McGowan and Roemmich don’t know if the temperature increase and zooplankton decline they’ve detected have occurred anywhere else in the Pacific; the data to answer that question don’t exist. The gradual nature of the changes since the 1950s, they say, rules out any connection to El Niño, the notorious periodic warming of the equatorial Pacific. Although El Niño’s effects have certainly been felt off California, it operates on a shorter cycle that would be detectable in the temperature and zooplankton data if it were there. On the other hand, McGowan says, the California current is not isolated from the Pacific, so one might expect that there is something going on, on a larger scale.

What’s going on could be a natural cycle that lasts longer than the El Niño cycle. The atmospheric people here at Scripps--the meteorologists and the climatologists--are telling us that there is a decadal scale fluctuation in all of the Pacific Ocean, Roemmich says, and that the eastern Pacific is now returning to a cooler state that characterized the early 1970s. If we went along with that scenario, we’d say, okay, if there is cooling, we ought to see the zooplankton coming back up in the next few years.

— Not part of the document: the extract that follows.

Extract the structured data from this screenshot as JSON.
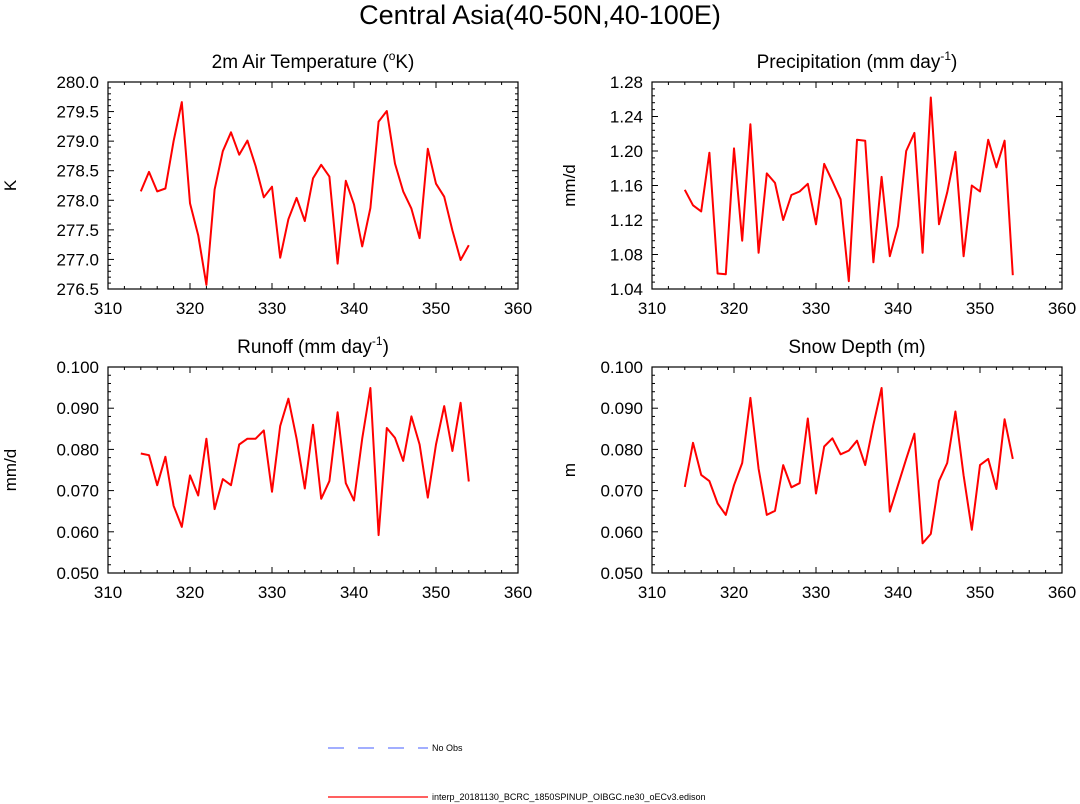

But another scenario, the two researchers think, is equally plausible and more ominous: the decline in sea life they’ve observed could be an effect of man-made global warming. We don’t know if it is a natural cycle or man-caused, McGowan says. If it is a natural cycle, then sooner or later it will reverse itself, like all other cycles. If it is a man- caused thing, it will only get worse. And if the rate of change continues as it has, it will be a disaster ecologically.